The laws do not bestow on shareholders of a company an inherent right to participate in its management; it is the board with which governance and oversight of management is entrusted. Shareholders, especially public shareholders, inevitably have to depend on the disclosures made by entities to the bourses.
When it comes to disclosures, comparability of information is an essential aspect to get a sense of the relative impact and implication. If divergent practices and interpretations exist, it could lead to misinterpretation of the available information. For example, when it comes to disclosure of material events, in respect of those events for which the boards need to apply the test of materiality, what is material for one company’s board may not seem material for another even though they may belong to the same sector. Here is where standardization of practices could lead to better understanding of information.

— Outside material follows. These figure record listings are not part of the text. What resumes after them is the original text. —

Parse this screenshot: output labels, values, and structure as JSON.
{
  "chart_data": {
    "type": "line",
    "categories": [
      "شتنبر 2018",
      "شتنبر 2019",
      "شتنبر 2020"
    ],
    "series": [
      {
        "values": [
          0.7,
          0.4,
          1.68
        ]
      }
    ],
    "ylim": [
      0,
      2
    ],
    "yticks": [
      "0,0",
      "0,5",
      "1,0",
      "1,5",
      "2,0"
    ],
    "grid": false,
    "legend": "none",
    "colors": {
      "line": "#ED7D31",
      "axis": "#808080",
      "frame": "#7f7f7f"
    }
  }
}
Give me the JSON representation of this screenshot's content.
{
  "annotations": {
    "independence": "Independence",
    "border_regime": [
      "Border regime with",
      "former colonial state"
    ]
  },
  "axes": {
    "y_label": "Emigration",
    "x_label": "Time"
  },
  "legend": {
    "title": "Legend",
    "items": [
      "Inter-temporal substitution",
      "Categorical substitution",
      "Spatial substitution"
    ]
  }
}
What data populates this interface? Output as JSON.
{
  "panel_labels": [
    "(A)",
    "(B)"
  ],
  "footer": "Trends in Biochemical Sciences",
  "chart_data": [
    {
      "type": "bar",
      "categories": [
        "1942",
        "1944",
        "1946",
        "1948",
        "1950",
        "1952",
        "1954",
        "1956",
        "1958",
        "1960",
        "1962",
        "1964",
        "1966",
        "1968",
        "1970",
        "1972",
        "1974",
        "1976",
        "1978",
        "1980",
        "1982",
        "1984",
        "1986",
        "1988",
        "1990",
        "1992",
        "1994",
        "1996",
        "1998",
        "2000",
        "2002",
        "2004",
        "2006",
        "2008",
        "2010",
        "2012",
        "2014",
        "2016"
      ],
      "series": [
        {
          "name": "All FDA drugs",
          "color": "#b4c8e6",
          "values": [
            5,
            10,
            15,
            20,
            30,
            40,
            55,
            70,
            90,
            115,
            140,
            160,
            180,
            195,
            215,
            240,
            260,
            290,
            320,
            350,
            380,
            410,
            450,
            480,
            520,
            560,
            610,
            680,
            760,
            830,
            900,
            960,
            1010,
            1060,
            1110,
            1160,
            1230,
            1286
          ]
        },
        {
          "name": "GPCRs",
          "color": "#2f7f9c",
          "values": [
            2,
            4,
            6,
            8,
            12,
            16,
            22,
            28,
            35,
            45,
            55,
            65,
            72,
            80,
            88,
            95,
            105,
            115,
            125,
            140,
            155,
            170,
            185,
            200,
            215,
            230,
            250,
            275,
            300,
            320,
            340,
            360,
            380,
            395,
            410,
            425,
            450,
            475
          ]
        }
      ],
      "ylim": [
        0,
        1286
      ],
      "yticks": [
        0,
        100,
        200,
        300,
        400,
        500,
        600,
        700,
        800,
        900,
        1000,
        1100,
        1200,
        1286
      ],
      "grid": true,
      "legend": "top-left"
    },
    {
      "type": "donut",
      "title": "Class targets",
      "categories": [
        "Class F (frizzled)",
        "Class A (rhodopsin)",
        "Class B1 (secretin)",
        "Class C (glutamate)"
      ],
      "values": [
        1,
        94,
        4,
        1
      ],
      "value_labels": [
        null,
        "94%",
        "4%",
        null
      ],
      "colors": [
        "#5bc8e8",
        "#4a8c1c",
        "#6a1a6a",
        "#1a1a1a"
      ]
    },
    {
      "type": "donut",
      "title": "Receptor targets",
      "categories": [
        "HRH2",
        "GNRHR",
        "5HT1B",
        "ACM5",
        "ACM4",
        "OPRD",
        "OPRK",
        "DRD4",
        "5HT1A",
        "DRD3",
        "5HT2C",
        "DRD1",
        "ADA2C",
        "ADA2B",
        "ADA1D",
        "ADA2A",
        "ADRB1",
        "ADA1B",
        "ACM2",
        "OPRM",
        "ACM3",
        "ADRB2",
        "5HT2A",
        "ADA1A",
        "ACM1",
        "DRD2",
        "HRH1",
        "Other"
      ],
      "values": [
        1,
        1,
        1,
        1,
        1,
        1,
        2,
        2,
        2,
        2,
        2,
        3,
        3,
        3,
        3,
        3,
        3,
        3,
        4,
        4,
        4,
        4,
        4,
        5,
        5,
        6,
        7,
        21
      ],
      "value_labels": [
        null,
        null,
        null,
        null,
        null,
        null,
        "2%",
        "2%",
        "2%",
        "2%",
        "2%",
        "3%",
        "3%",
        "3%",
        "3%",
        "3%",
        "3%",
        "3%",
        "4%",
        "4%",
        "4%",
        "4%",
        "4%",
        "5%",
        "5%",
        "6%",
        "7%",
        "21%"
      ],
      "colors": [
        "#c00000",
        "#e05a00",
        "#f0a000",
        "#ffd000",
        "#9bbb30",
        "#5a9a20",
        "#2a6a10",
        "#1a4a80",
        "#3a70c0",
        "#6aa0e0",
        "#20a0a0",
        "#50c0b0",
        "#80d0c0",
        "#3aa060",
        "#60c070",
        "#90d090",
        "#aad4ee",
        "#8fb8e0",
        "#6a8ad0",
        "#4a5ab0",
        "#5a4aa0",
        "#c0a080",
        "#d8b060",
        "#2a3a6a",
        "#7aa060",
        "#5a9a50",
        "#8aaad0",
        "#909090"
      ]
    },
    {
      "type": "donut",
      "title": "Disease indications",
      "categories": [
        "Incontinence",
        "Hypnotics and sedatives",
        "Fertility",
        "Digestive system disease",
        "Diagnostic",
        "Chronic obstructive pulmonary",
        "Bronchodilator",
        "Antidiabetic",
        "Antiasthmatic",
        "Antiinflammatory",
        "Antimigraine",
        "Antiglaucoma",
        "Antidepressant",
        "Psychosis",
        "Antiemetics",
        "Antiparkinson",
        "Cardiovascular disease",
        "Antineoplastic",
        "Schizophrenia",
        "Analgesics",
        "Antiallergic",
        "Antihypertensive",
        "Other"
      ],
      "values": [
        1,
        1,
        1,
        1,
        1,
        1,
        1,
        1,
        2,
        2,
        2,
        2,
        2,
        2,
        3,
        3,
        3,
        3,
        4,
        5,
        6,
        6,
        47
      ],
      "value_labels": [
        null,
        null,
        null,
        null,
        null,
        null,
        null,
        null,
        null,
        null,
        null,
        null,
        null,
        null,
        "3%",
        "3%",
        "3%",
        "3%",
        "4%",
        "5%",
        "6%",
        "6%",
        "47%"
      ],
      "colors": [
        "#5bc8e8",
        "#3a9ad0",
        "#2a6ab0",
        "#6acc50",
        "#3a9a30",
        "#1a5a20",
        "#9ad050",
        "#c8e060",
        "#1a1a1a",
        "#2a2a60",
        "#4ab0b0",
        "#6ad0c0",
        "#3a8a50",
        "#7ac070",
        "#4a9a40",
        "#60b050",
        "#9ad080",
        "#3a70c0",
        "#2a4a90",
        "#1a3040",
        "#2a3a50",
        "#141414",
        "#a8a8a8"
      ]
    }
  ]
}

To draw a parallel, it is because the accounting standards are mandated that the stakeholders can be certain of what the various elements in the financial statements mean. And, most importantly, even if they are not accounting experts, they can be reasonably certain that the elements contained in the statements of different entities are comparable. The auditing standards ensure that the respective information of the entities have been subject to similar rigours of examination by the different auditors. Similarly, when the practices surrounding identification and reporting of disclosures and other essential compliance under the securities market regulations are standardized, and best practices are identified and enforced, reliability and comparability of disclosures is bound to be enhanced.